No. 8 in my top 10 elements of commissioning is training of future building operators. No matter how technically successful a project’s functional performance testing is, if the people responsible for maintaining proper operation of the new systems do not know what they need to do and why, system performance and efficiency will likely start to degrade immediately upon turnover. This is not because an owner’s facilities operations team is incompetent or indifferent, it's because building systems are no longer clearly understood just by looking at the installed pieces and parts.
Although operator training by the construction team has long been an industry-standard construction project requirement, its execution has been allowed to wither into a project closeout box to check with as little effort as practical. There are many reasons for this, and any “blame” lies with all parties, including the building owner, who have not taken the training requirement seriously. I don’t want to rehash the past, but I do want to outline how training can be delivered in a meaningful and efficient way under the guidance of commissioning professionals.
During the design phase, the project specifications need to be customized to match the owner’s needs. The standard industry training specification templates are too generic to be included without customization and clarification regarding how training needs to be applied to the project at hand. The commissioning professional can facilitate and document this customization process by serving as a bridge between future building operators and the design and construction team.

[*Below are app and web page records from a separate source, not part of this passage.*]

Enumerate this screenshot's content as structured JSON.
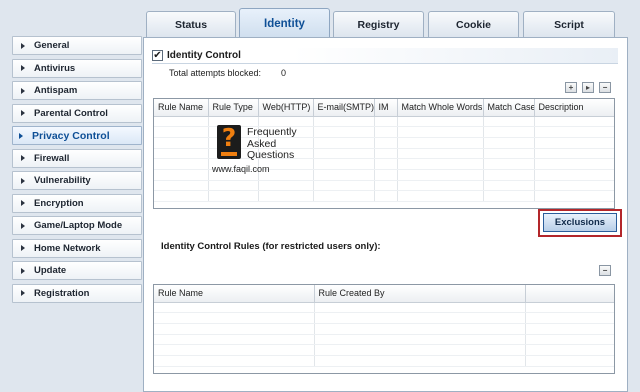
{
  "sidebar": {
    "items": [
      {
        "label": "General",
        "active": false
      },
      {
        "label": "Antivirus",
        "active": false
      },
      {
        "label": "Antispam",
        "active": false
      },
      {
        "label": "Parental Control",
        "active": false
      },
      {
        "label": "Privacy Control",
        "active": true
      },
      {
        "label": "Firewall",
        "active": false
      },
      {
        "label": "Vulnerability",
        "active": false
      },
      {
        "label": "Encryption",
        "active": false
      },
      {
        "label": "Game/Laptop Mode",
        "active": false
      },
      {
        "label": "Home Network",
        "active": false
      },
      {
        "label": "Update",
        "active": false
      },
      {
        "label": "Registration",
        "active": false
      }
    ]
  },
  "tabs": [
    {
      "label": "Status",
      "active": false
    },
    {
      "label": "Identity",
      "active": true
    },
    {
      "label": "Registry",
      "active": false
    },
    {
      "label": "Cookie",
      "active": false
    },
    {
      "label": "Script",
      "active": false
    }
  ],
  "identity": {
    "checkbox_checked": true,
    "checkbox_mark": "✔",
    "title": "Identity Control",
    "attempts_label": "Total attempts blocked:",
    "attempts_value": "0",
    "toolbar_icons": [
      "add-icon",
      "edit-icon",
      "remove-icon"
    ],
    "columns": [
      "Rule Name",
      "Rule Type",
      "Web(HTTP)",
      "E-mail(SMTP)",
      "IM",
      "Match Whole Words",
      "Match Case",
      "Description"
    ]
  },
  "watermark": {
    "glyph": "?",
    "line1": "Frequently",
    "line2": "Asked",
    "line3": "Questions",
    "url": "www.faqil.com"
  },
  "exclusions_label": "Exclusions",
  "rules": {
    "title": "Identity Control Rules (for restricted users only):",
    "toolbar_icons": [
      "remove-icon"
    ],
    "columns": [
      "Rule Name",
      "Rule Created By",
      ""
    ]
  },
  "colors": {
    "accent": "#0e4f96",
    "highlight": "#b3262a",
    "watermark_orange": "#f07f10"
  }
}
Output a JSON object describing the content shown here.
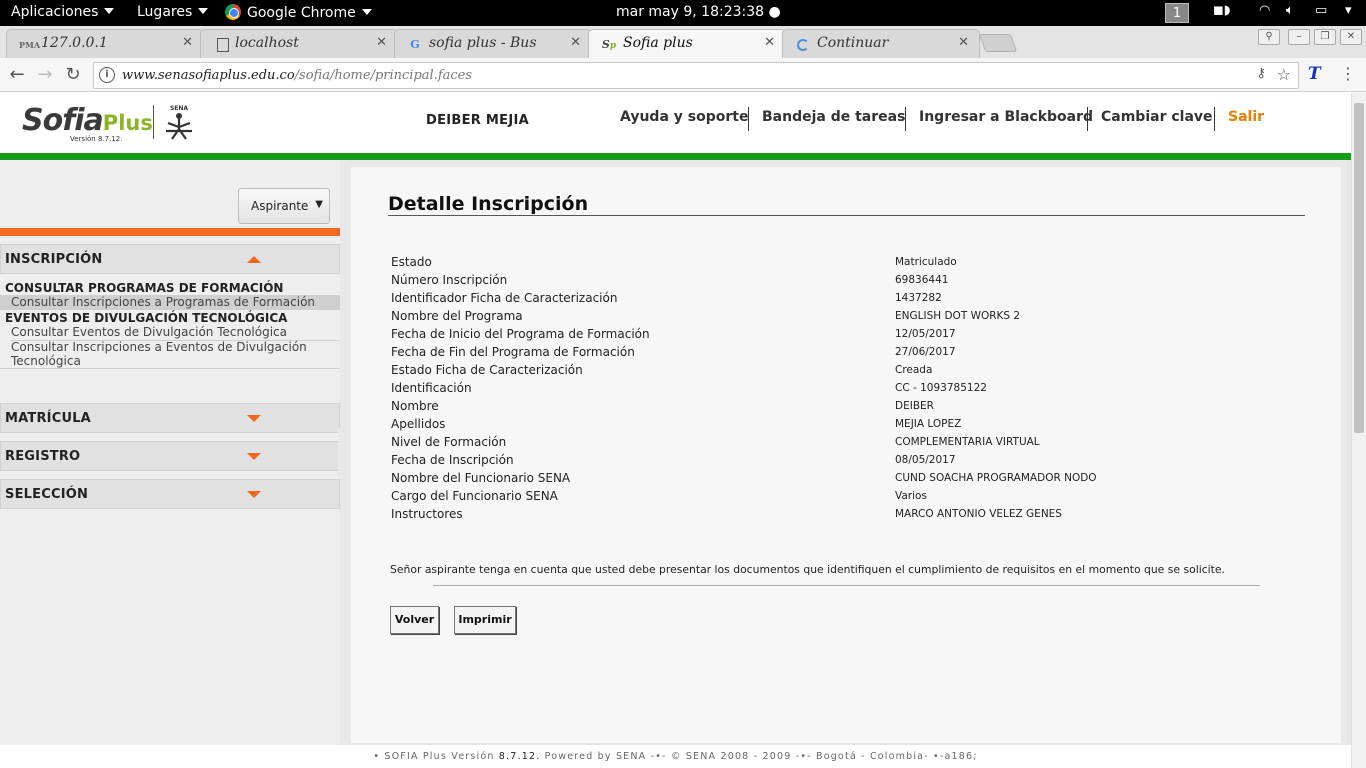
{
  "gnome": {
    "apps_label": "Aplicaciones",
    "places_label": "Lugares",
    "active_app": "Google Chrome",
    "clock": "mar may  9, 18:23:38",
    "workspace": "1"
  },
  "browser": {
    "tabs": [
      {
        "title": "127.0.0.1",
        "favicon": "pma-icon"
      },
      {
        "title": "localhost",
        "favicon": "page-icon"
      },
      {
        "title": "sofia plus - Bus",
        "favicon": "google-icon"
      },
      {
        "title": "Sofia plus",
        "favicon": "sofia-icon"
      },
      {
        "title": "Continuar",
        "favicon": "loading-icon"
      }
    ],
    "url_domain": "www.senasofiaplus.edu.co",
    "url_path": "/sofia/home/principal.faces"
  },
  "header": {
    "logo_text": "Sofia",
    "logo_plus": "Plus",
    "version": "Versión 8.7.12.",
    "user_name": "DEIBER MEJIA",
    "nav": [
      "Ayuda y soporte",
      "Bandeja de tareas",
      "Ingresar a Blackboard",
      "Cambiar clave",
      "Salir"
    ],
    "accent_color": "#f07d00",
    "green_color": "#159a1a"
  },
  "sidebar": {
    "role": "Aspirante",
    "sections": [
      {
        "title": "INSCRIPCIÓN",
        "expanded": true
      },
      {
        "title": "MATRÍCULA",
        "expanded": false
      },
      {
        "title": "REGISTRO",
        "expanded": false
      },
      {
        "title": "SELECCIÓN",
        "expanded": false
      }
    ],
    "inscripcion": {
      "group1": "CONSULTAR PROGRAMAS DE FORMACIÓN",
      "link1": "Consultar Inscripciones a Programas de Formación",
      "group2": "EVENTOS DE DIVULGACIÓN TECNOLÓGICA",
      "link2": "Consultar Eventos de Divulgación Tecnológica",
      "link3a": "Consultar Inscripciones a Eventos de Divulgación",
      "link3b": "Tecnológica"
    }
  },
  "detail": {
    "title": "Detalle Inscripción",
    "rows": [
      {
        "label": "Estado",
        "value": "Matriculado"
      },
      {
        "label": "Número Inscripción",
        "value": "69836441"
      },
      {
        "label": "Identificador Ficha de Caracterización",
        "value": "1437282"
      },
      {
        "label": "Nombre del Programa",
        "value": "ENGLISH DOT WORKS 2"
      },
      {
        "label": "Fecha de Inicio del Programa de Formación",
        "value": "12/05/2017"
      },
      {
        "label": "Fecha de Fin del Programa de Formación",
        "value": "27/06/2017"
      },
      {
        "label": "Estado Ficha de Caracterización",
        "value": "Creada"
      },
      {
        "label": "Identificación",
        "value": "CC - 1093785122"
      },
      {
        "label": "Nombre",
        "value": "DEIBER"
      },
      {
        "label": "Apellidos",
        "value": "MEJIA LOPEZ"
      },
      {
        "label": "Nivel de Formación",
        "value": "COMPLEMENTARIA VIRTUAL"
      },
      {
        "label": "Fecha de Inscripción",
        "value": "08/05/2017"
      },
      {
        "label": "Nombre del Funcionario SENA",
        "value": "CUND SOACHA PROGRAMADOR NODO"
      },
      {
        "label": "Cargo del Funcionario SENA",
        "value": "Varios"
      },
      {
        "label": "Instructores",
        "value": "MARCO ANTONIO VELEZ GENES"
      }
    ],
    "note": "Señor aspirante tenga en cuenta que usted debe presentar los documentos que identifiquen el cumplimiento de requisitos en el momento que se solicite.",
    "back_label": "Volver",
    "print_label": "Imprimir"
  },
  "footer": {
    "prefix": "• SOFIA Plus Versión ",
    "version": "8.7.12.",
    "suffix": " Powered by SENA -•- © SENA 2008 - 2009 -•- Bogotá - Colombia- •-a186;"
  }
}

A training plan matrix identifying all equipment and systems for which the facilities staff believe they need training is a simple way of documenting the owner’s expectations. Depending on the experience and capabilities of the operations team, there may be equipment for which they feel comfortable without formal training and other equipment they have never seen before. In the former case, the owner may simply want to be shown where all of the equipment is and how to access it. In the latter case, detailed training on the equipment’s theory of operation, preventive maintenance requirements, and troubleshooting processes may be in order.
Including such a training plan matrix in the bid specifications will bind contractors to delivering a clearly defined training program. The matrix can also serve as a tool for training scheduling and coordination during the construction phase when the commissioning professional can continue to serve as a liaison between contractors and trainees. It’s important to ensure training is scheduled at times trainees can attend and before the facilities operations team is expected to operate and maintain the new equipment and systems on their own.
Beyond the traditional new equipment-focused training sessions, this process also needs to include systems-level training for building operators to learn how all the individual components are connected and work together as integrated systems. The closest traditional training comes to this would be the building automation system (BAS) training. However, controls technicians do not necessarily understand the full design intent of why the systems are configured and controlled the way they are. Also, in today’s high-performance buildings, systems beyond the BAS are intended to communicate and integrate with each other to provide optimal performance.
I strongly recommend developing a separate “systems training” program that involves the design engineers, BAS contractor, fire alarm contractor, lighting controls contractor, commissioning professional, and any other project team members who have contributed to the critical-yet-intangible elements of the a building’s operation.
One of the ironic challenges of the end-of construction training program is that some building owners struggle to have their trainees attend the planned sessions. There are all kinds of reasons for this, most commonly emergencies and other job responsibilities. However, priorities need to be set and contingencies planned for ahead of time, because mobilizing a training session without the trainees is not part of any contractor’s responsibility. The opportunity for a redo may result in a change order and/or schedule extension. The owner’s facilities staff needs to be as committed to and engaged in the training program as we expect the contractors to be.
Operator training is an investment in the future for the owner. The transfer of preventive maintenance, troubleshooting, and operational intent information from the design and construction team to the facilities staff is critical for the continued safe, effective, and efficient operation of the new systems for years to come. It should also result in fewer emergencies and occupant complaints.
Building owners often want to have some or all training sessions recorded for use in educating current and future operations staff who can’t attend the end-of-construction, in-person training. This can take a variety of formats. The owner’s preferred deliverable needs to be specified in the contract documents along with team member responsibilities and acceptance quality criteria unambiguously defined.
Reinventing the new construction and major renovation training process has fallen under the commissioning umbrella, and the commissioning professional is perfectly situated between the owner’s facilities operations group and the project team to facilitate a successful and meaningful transfer of knowledge. Without it, much of the value gained by commissioning the new systems may be quickly lost after building turnover.